Elle s’inscrit désormais dans une réflexion globale :
- anticipation des coûts
- comparaison avec d’autres solutions (mobilité interne, licenciement…)
- pilotage des effectifs
Pour le salarié, cela implique une négociation plus structurée.
Fiscalité et charges : les points de vigilance
L’indemnité de rupture bénéficie d’un régime social et fiscal spécifique :
- exonération partielle d’impôt et de cotisations sous conditions
- imposition possible au-delà de certains seuils
La contribution patronale est fixée à 40 %.

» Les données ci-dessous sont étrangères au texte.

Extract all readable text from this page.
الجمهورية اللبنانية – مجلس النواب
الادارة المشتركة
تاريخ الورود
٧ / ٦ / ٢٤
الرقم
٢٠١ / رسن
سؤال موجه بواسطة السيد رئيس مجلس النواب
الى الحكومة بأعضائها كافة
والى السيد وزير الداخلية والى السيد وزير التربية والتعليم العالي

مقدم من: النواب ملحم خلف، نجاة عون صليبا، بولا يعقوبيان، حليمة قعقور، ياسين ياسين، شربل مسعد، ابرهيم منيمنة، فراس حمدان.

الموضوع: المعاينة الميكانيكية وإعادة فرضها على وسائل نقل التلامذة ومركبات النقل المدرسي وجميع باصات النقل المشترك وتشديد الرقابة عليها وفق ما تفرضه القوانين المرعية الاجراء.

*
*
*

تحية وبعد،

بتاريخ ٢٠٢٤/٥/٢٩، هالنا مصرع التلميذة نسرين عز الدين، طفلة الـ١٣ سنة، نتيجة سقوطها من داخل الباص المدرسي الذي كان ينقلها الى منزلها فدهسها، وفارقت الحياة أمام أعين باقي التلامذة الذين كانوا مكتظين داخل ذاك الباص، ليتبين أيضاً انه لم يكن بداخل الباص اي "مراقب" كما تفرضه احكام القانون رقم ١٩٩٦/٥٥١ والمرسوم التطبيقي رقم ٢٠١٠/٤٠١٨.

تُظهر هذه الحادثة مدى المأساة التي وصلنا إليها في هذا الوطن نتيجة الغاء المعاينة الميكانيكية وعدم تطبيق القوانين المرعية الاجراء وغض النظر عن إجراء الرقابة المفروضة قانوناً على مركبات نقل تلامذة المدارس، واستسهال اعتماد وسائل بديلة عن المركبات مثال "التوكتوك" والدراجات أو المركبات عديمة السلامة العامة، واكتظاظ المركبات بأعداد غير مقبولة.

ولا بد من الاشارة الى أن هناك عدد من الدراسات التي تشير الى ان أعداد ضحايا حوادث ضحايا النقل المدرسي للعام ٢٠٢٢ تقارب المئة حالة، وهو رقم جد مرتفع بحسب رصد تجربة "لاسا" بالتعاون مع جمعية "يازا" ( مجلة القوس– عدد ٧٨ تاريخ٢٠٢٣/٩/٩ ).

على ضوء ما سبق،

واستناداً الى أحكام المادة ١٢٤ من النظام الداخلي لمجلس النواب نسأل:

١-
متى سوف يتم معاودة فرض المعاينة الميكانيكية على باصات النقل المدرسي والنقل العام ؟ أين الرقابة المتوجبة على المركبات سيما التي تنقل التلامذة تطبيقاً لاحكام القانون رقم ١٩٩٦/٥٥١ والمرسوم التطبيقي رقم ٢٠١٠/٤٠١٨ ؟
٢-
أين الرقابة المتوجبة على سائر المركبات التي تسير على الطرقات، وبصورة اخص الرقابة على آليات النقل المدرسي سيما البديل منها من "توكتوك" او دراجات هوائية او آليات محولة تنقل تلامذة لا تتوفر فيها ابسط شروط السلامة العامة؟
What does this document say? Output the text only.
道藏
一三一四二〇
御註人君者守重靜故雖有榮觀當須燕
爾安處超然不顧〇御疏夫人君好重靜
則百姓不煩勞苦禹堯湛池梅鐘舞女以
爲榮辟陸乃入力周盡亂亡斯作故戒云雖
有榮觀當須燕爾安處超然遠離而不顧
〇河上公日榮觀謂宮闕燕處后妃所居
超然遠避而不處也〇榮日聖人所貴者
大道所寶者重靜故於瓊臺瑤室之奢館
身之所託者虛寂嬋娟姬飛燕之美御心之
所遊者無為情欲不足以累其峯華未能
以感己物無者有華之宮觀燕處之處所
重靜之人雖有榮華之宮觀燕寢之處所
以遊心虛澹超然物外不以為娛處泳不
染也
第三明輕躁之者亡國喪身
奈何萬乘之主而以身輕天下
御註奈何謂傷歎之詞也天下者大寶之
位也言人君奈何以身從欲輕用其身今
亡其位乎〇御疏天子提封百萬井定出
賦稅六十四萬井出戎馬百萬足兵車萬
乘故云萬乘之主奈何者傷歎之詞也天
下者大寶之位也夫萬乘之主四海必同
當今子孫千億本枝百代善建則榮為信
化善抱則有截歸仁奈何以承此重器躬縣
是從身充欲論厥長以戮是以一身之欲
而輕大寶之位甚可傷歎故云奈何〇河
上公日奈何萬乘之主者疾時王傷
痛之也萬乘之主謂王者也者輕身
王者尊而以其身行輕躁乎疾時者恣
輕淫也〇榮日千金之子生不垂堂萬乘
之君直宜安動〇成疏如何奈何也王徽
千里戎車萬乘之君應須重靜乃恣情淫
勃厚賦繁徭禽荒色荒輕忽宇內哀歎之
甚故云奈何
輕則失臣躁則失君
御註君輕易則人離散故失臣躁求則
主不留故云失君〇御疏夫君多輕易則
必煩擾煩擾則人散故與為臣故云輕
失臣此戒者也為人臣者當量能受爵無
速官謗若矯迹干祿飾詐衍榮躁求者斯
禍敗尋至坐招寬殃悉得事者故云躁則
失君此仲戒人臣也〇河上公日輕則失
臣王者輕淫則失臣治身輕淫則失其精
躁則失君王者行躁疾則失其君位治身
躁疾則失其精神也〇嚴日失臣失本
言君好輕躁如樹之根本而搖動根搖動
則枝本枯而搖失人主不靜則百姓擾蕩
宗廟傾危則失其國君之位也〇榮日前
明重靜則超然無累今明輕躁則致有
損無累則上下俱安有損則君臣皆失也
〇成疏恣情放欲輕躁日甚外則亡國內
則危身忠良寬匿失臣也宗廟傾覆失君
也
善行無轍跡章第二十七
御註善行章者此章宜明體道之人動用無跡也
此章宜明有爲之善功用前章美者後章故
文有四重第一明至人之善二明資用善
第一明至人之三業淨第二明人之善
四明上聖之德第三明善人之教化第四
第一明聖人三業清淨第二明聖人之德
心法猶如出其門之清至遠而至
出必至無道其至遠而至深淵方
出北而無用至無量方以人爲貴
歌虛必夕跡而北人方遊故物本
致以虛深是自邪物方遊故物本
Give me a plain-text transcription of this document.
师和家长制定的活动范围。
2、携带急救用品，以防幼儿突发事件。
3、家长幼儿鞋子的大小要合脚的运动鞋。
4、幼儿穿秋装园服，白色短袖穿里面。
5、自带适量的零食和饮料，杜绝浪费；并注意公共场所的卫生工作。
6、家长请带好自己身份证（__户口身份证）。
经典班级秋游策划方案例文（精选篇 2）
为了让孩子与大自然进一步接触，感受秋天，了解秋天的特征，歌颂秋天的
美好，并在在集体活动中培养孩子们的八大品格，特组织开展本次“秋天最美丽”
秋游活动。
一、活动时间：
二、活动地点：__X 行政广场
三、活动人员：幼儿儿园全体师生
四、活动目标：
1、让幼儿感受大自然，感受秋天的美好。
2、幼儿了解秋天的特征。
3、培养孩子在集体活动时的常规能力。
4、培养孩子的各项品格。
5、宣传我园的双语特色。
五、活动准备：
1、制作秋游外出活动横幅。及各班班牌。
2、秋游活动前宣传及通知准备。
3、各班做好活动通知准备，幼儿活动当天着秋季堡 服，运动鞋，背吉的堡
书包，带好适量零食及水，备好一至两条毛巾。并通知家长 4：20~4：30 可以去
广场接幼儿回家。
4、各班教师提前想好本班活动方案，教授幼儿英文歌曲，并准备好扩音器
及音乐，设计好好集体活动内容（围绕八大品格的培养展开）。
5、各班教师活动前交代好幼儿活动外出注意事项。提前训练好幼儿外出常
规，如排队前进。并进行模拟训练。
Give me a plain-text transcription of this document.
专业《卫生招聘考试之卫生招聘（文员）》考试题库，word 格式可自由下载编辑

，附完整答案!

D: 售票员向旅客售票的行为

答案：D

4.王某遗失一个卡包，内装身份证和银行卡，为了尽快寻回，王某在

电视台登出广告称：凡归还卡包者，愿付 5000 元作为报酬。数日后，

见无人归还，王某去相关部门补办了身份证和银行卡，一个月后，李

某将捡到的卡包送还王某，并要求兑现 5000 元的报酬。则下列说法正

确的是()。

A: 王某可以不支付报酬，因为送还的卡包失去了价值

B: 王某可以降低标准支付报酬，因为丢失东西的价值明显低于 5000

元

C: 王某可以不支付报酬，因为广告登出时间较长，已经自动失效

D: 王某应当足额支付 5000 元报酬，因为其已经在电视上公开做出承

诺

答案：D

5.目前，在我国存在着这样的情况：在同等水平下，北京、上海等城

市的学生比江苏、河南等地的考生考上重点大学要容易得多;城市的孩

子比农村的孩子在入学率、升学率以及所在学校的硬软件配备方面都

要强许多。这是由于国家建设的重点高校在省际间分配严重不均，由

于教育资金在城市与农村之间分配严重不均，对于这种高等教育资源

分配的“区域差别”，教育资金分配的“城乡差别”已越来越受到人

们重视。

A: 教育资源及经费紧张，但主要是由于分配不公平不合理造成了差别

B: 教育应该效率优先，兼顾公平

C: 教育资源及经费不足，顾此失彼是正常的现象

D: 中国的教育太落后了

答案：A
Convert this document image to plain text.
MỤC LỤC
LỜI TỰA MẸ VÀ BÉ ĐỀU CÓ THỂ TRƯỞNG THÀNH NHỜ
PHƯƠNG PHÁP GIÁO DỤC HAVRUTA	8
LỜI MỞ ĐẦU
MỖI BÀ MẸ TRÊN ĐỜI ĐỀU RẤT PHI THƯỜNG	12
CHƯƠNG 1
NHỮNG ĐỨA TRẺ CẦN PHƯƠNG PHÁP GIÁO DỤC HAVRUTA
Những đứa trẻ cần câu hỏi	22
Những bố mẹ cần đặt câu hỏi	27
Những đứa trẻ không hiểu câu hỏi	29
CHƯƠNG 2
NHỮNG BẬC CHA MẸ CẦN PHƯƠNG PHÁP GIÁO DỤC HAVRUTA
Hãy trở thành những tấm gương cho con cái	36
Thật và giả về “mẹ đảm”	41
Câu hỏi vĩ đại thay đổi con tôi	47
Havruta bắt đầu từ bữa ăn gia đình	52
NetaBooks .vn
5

Il est donc important d’analyser :
- le montant net réellement perçu
- les effets sur les droits au chômage
Une tendance vers un encadrement renforcé
Les évolutions récentes et les discussions sur le financement de l’assurance chômage traduisent une orientation :
- encadrer davantage le recours à la rupture conventionnelle
- maîtriser les coûts pour les entreprises
Le relèvement de la contribution patronale s’inscrit dans cette logique.
La rupture conventionnelle reste possible, mais elle devient moins automatique.
Après la rupture : quelles options pour les cadres ?
Une fois le contrat rompu, plusieurs choix s’offrent au salarié :
- rechercher un nouveau CDI
- attendre une opportunité
- ou démarrer une activité immédiatement
De plus en plus de cadres privilégient une approche active en réalisant des missions de conseil.
Objectifs :
- éviter une interruption d’activité
- conserver un niveau de revenu
- tester leur positionnement sur le marché
Le portage salarial comme solution intermédiaire
Le portage salarial permet d’exercer une activité tout en conservant un statut de salarié.
Il repose sur un fonctionnement simple :
- réalisation de missions auprès de clients
- contrat de travail avec une société de portage
- possibilité, selon les situations, de cumuler revenus d’activité et droits au chômage ou de recharger ses droits
Ce dispositif offre un cadre sécurisé pour démarrer ou structurer une activité de consultant.
Conclusion
En 2026, la rupture conventionnelle reste un levier pertinent pour organiser une transition professionnelle.
Mais son utilisation suppose une approche réfléchie :
- négocier l’indemnité avec précision
- anticiper les délais et le montant du chômage
- préparer la suite dès la sortie
Aujourd’hui, il ne s’agit plus simplement de quitter un CDI, mais de construire la continuité de son parcours professionnel.